The Los Gatos Town Council last week sent safety improvements on Shannon Road back to the drawing board an effort to make the designs mesh with the rural, country feel of the road.

Dozens of residents who live along the stretch of Shannon Road between Los Gatos Boulevard and Cherry Blossom Lane voiced their concerns at an April 18 meeting that the current designs were incompatible with the rural feel of the area.

The town has been working to install sidewalks, bike lanes and street parking to improve the safety of the road, which is a popular route for students at Blossom Hill Elementary, Van Meter Elementary and Fisher Middle schools to bike or walk to school.

“I love this street,” Mayor Maria Ristow said. “It’s beautiful, but I think it will also be beautiful when there’s sidewalks and bike lanes.”

The council’s vote also transferred thousands of dollars in town funds to the project, while requiring that staff revise the design to add more trees and remove parking spaces and host an in-person, on-site meeting with neighborhood residents to explain the changes.

Several residents who spoke at the meeting last week said they felt the design did not reflect the small-town, country feel of the neighborhood and that neighbors did not have enough time to process the latest version of the plan.

“I felt like we took kind of a downtown San Jose design … and we tried to stuff it into what’s a country-feel road,” Councilmember Rob Rennie said of the first design.

The first design included ballards, which were meant to add a buffer to the bike lane. After resident feedback, the ballards have since been removed from the project design.

Eleven trees will be removed from the area during construction, Burnham said. Staff’s current proposal could include up to 14 trees to be planted along the road.

Town staff doesn’t have the time to start the design from scratch, Parks and Public Works Director Nicole Burnham said at the meeting.

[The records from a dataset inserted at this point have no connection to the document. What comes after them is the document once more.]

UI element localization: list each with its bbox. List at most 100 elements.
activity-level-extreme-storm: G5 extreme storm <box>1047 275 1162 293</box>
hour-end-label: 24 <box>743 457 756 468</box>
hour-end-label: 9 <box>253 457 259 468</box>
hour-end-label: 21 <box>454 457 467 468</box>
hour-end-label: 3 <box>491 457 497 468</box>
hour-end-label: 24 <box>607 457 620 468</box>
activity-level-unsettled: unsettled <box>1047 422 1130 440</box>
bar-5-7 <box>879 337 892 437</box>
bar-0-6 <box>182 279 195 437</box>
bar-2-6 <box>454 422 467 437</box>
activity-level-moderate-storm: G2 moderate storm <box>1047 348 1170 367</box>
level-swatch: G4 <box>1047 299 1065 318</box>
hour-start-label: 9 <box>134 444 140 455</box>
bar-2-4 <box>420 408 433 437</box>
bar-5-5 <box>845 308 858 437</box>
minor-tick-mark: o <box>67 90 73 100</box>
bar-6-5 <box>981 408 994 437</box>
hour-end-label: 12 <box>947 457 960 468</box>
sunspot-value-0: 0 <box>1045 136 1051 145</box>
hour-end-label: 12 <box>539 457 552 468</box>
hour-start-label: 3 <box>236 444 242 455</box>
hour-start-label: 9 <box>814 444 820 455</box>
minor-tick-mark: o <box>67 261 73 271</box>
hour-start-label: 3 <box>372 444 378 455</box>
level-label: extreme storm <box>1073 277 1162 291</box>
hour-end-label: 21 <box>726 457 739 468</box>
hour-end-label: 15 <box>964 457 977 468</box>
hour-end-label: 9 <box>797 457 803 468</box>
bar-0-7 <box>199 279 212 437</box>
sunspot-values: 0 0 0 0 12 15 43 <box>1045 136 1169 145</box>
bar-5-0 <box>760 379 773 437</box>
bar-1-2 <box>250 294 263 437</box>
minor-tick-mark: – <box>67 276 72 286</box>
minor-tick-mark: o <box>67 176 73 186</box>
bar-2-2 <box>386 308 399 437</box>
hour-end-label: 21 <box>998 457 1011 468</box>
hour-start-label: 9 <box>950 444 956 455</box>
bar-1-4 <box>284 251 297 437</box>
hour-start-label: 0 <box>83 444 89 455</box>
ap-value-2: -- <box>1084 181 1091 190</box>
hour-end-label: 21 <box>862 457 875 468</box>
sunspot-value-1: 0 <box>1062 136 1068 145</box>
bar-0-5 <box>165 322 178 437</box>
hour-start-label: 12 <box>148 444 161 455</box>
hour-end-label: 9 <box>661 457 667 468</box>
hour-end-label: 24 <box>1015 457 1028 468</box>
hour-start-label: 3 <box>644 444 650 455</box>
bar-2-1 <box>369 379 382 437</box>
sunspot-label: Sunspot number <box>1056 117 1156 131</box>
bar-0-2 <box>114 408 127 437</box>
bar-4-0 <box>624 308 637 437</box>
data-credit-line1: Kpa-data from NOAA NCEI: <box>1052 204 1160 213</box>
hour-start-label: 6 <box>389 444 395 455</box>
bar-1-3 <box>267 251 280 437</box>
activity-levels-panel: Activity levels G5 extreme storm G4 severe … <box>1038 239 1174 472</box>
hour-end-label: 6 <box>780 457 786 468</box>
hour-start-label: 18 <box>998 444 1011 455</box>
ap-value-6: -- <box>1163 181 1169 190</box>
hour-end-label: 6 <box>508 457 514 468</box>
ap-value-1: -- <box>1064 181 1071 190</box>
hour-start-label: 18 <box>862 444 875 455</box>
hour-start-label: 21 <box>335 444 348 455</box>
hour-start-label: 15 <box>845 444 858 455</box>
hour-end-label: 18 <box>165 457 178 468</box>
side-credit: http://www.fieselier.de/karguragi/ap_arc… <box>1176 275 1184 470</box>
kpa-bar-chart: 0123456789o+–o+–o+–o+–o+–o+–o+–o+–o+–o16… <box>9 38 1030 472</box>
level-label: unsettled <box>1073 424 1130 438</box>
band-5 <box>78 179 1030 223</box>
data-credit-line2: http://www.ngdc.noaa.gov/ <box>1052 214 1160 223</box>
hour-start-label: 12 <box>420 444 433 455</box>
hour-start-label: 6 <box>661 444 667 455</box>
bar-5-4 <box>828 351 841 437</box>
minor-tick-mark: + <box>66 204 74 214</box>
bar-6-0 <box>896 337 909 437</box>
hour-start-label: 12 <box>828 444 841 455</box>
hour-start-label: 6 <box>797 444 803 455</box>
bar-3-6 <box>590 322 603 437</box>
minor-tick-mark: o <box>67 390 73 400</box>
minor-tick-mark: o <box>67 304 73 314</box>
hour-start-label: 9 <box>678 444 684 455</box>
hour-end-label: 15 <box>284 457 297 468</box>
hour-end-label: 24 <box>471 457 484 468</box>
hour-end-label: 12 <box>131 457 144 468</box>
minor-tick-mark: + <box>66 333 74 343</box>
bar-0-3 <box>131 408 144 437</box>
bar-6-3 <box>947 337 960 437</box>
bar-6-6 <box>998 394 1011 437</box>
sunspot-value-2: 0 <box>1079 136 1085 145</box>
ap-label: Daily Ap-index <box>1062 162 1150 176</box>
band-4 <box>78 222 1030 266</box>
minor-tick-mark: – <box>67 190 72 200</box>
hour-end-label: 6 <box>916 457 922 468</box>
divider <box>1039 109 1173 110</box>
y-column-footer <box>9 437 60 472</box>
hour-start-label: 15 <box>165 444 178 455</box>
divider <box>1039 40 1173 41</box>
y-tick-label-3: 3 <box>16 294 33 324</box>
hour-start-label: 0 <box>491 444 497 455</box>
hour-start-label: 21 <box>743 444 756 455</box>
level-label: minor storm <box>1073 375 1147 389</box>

Los Gatos secured more than $1.1 million in grant funds, but they must be used or committed to a project by January 2024.

“In all honesty, if we get sent back to the drawing board to redesign this, I don’t know that we can be done by January. That’s just the truth. … I don’t know that we could pull that off,” Burnham said.

Last year, the council accepted a $174,000 grant from Santa Clara Valley Transportation Authority for the project, which is estimated to cost $2.4 million. The town also received a $940,000 grant from the Metropolitan Transportation Commission and VTA in 2018.